The quality of video signals can be enhanced by the process of recursive filtering. In this process incoming baseband video signals are proportioned and added to corresponding signals from previous frames of the video signal which are proportioned to supplement incoming video signals. The video signal, to a large degree, is redundant or coherent from frame-to-frame and, thus, signal representing like picture points (pixels) from frame-to-frame sum linearly. Noise components attendant the video signal, on the other hand, tend to be non-coherent and sum as the square root of the sum of the squares of the respective pixel noise components, thus, effecting noise reduction or alternatively signal-to-noise improvement.

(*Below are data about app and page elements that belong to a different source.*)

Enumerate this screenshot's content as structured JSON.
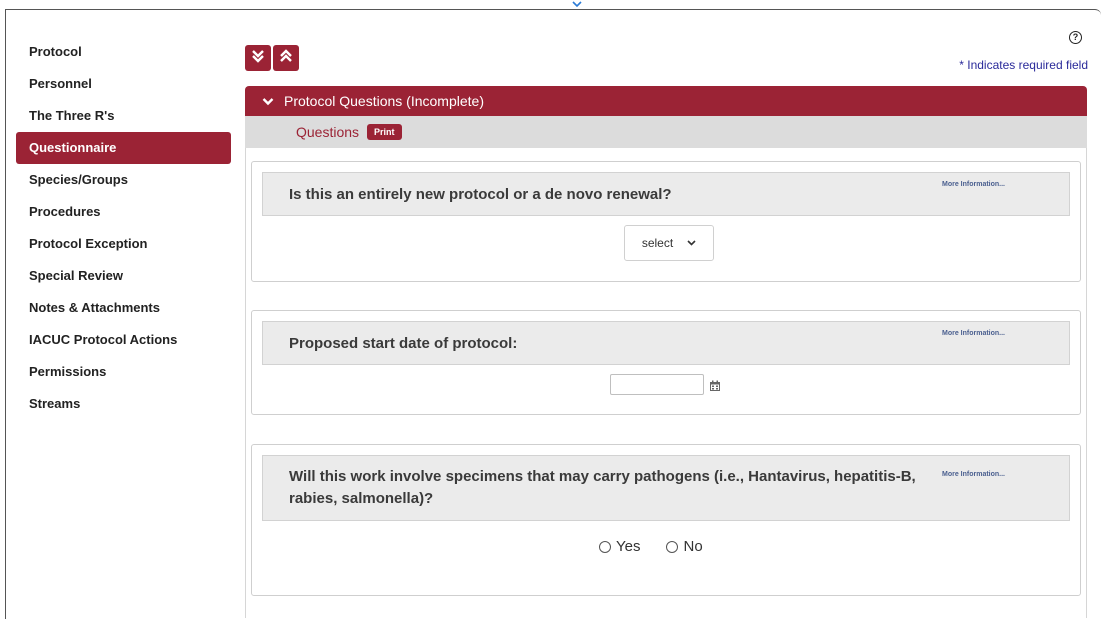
{
  "sidebar": {
    "items": [
      {
        "label": "Protocol",
        "active": false
      },
      {
        "label": "Personnel",
        "active": false
      },
      {
        "label": "The Three R's",
        "active": false
      },
      {
        "label": "Questionnaire",
        "active": true
      },
      {
        "label": "Species/Groups",
        "active": false
      },
      {
        "label": "Procedures",
        "active": false
      },
      {
        "label": "Protocol Exception",
        "active": false
      },
      {
        "label": "Special Review",
        "active": false
      },
      {
        "label": "Notes & Attachments",
        "active": false
      },
      {
        "label": "IACUC Protocol Actions",
        "active": false
      },
      {
        "label": "Permissions",
        "active": false
      },
      {
        "label": "Streams",
        "active": false
      }
    ]
  },
  "header": {
    "required_note": "* Indicates required field",
    "help_icon": "?"
  },
  "panel": {
    "title": "Protocol Questions (Incomplete)",
    "questions_label": "Questions",
    "print_label": "Print"
  },
  "questions": {
    "q1": {
      "text": "Is this an entirely new protocol or a de novo renewal?",
      "more_info": "More Information...",
      "select_value": "select"
    },
    "q2": {
      "text": "Proposed start date of protocol:",
      "more_info": "More Information...",
      "date_value": ""
    },
    "q3": {
      "text": "Will this work involve specimens that may carry pathogens (i.e., Hantavirus, hepatitis-B, rabies, salmonella)?",
      "more_info": "More Information...",
      "option_yes": "Yes",
      "option_no": "No"
    }
  },
  "colors": {
    "accent": "#9b2335",
    "link": "#2a2a9a",
    "subbar": "#dcdcdc"
  }
}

In order to perform recursive filtering it is necessary to combine signals corresponding to the same pixels from successive frames. Signal from successive frames may be made available by applying the signal or the signal sums to a delay element having a precise one-frame period delay. The most practical method of developing the frame-delayed signals is to sample the signals and store them in a sampled data delay register, e.g. a charge transfer device, or to convert the sampled signal to digital format and store the digital samples in e.g. a random access memory. Since the tolerance of the frame delay period is extremely critical, the sampling rate is usually selected to be an integer multiple of the frame frequency. The frame delayed signal is accessed by reading the respective samples from memory the same multiple of sample periods after the samples were stored in the memory.
Digital video processing systems may employ several sampling systems. In one such system the sampling clock is locked to the color subcarrier, and in another, the sampling clock is locked to horizontal synchronizing signals. This invention is applicable to the former system and other systems which do not use the techniques of the latter system. It is applicable to video signals in various formats such as NTSC, PAL and SECAM.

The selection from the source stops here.